The committee’s recommendations at the state championship level would build on measures the IHSA has already taken over the years to accommodate athletes with prosthetic limbs, athletes in wheelchairs, visually impaired and hearing impaired athletes, and athletes with paralysis to compete in sports like basketball, gymnastics, golf, bowling, swimming, track and field, and cross country.

The committee is expected to report back to the IHSA Board of Directors in full by its June 11 meeting.

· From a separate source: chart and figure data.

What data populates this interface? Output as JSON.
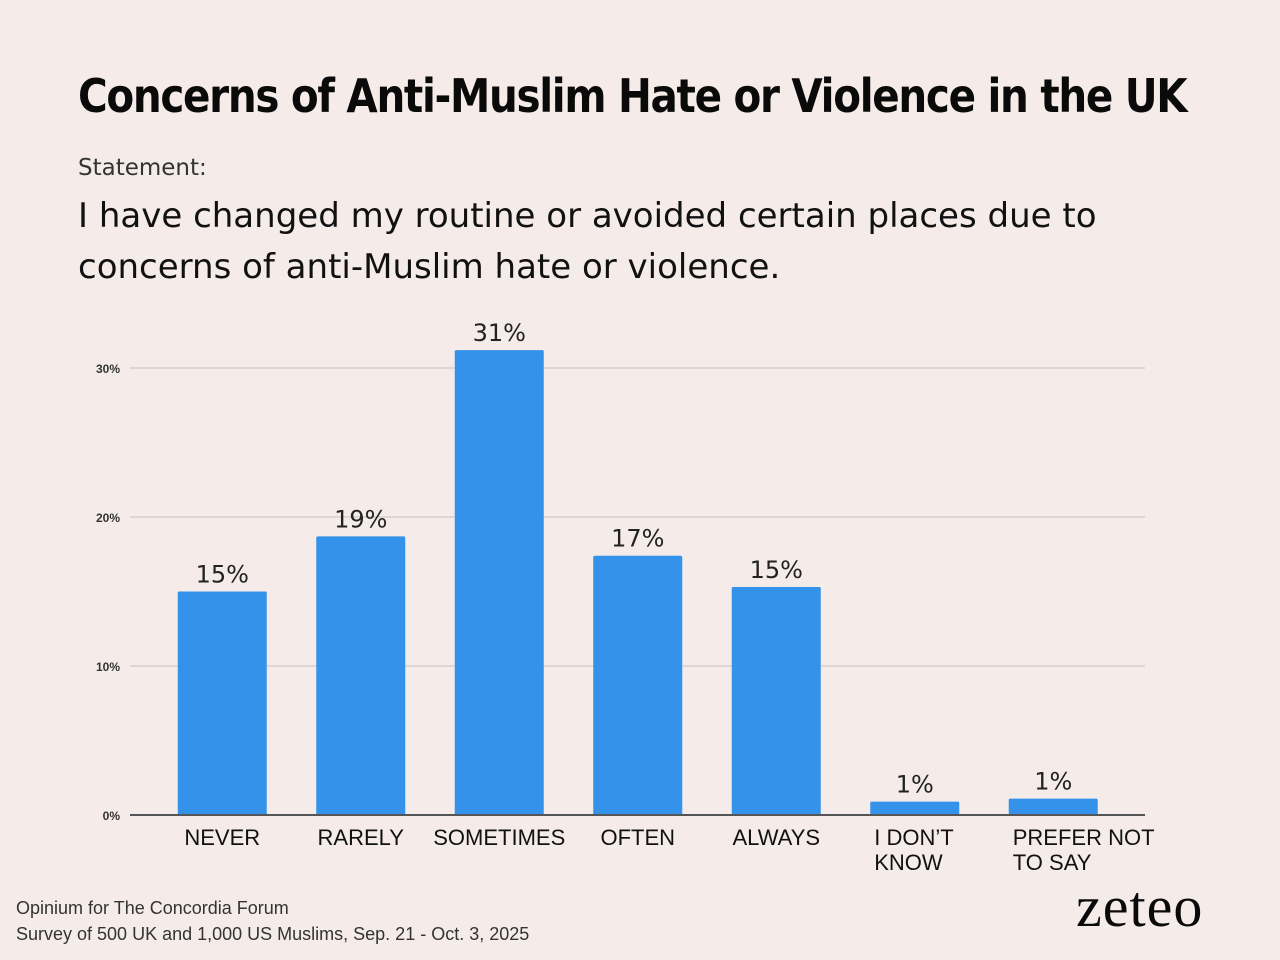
{
  "chart_data": {
    "type": "bar",
    "title": "Concerns of Anti-Muslim Hate or Violence in the UK",
    "statement_label": "Statement:",
    "statement": "I have changed my routine or avoided certain places due to concerns of anti-Muslim hate or violence.",
    "categories": [
      [
        "NEVER"
      ],
      [
        "RARELY"
      ],
      [
        "SOMETIMES"
      ],
      [
        "OFTEN"
      ],
      [
        "ALWAYS"
      ],
      [
        "I DON’T",
        "KNOW"
      ],
      [
        "PREFER NOT",
        "TO SAY"
      ]
    ],
    "values": [
      15,
      18.7,
      31.2,
      17.4,
      15.3,
      0.9,
      1.1
    ],
    "data_labels": [
      "15%",
      "19%",
      "31%",
      "17%",
      "15%",
      "1%",
      "1%"
    ],
    "yticks": [
      0,
      10,
      20,
      30
    ],
    "ytick_labels": [
      "0%",
      "10%",
      "20%",
      "30%"
    ],
    "ylim": [
      0,
      30
    ],
    "grid": true,
    "bar_color": "#3592ea",
    "grid_color": "#d8cfcc",
    "axis_color": "#555555"
  },
  "footer": {
    "source_line1": "Opinium for The Concordia Forum",
    "source_line2": "Survey of 500 UK and 1,000 US Muslims, Sep. 21 - Oct. 3, 2025",
    "brand": "zeteo"
  }
}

Founded in 1900, the Illinois High School Association is a not-for-profit organization with over 780 member high schools. The IHSA is headquartered in Bloomington and is not funded by tax dollars or administered by the government in the State of Illinois. The IHSA staff administers the state tournaments in all sanctioned activities and sports, including the selection of State Series sites, assignment of officials and on-site state final management. IHSA State Final events are celebrated by schools, competitors, coaches, communities and fans alike each year, and rightly so, but it is also important to remember that only a small percentage of the participants from IHSA member schools reach this level of competition. The IHSA’s existence centers around fostering participation opportunities that will help develop and instill the necessary characteristics to make today’s high school students tomorrow’s community leaders. The Future Plays Here!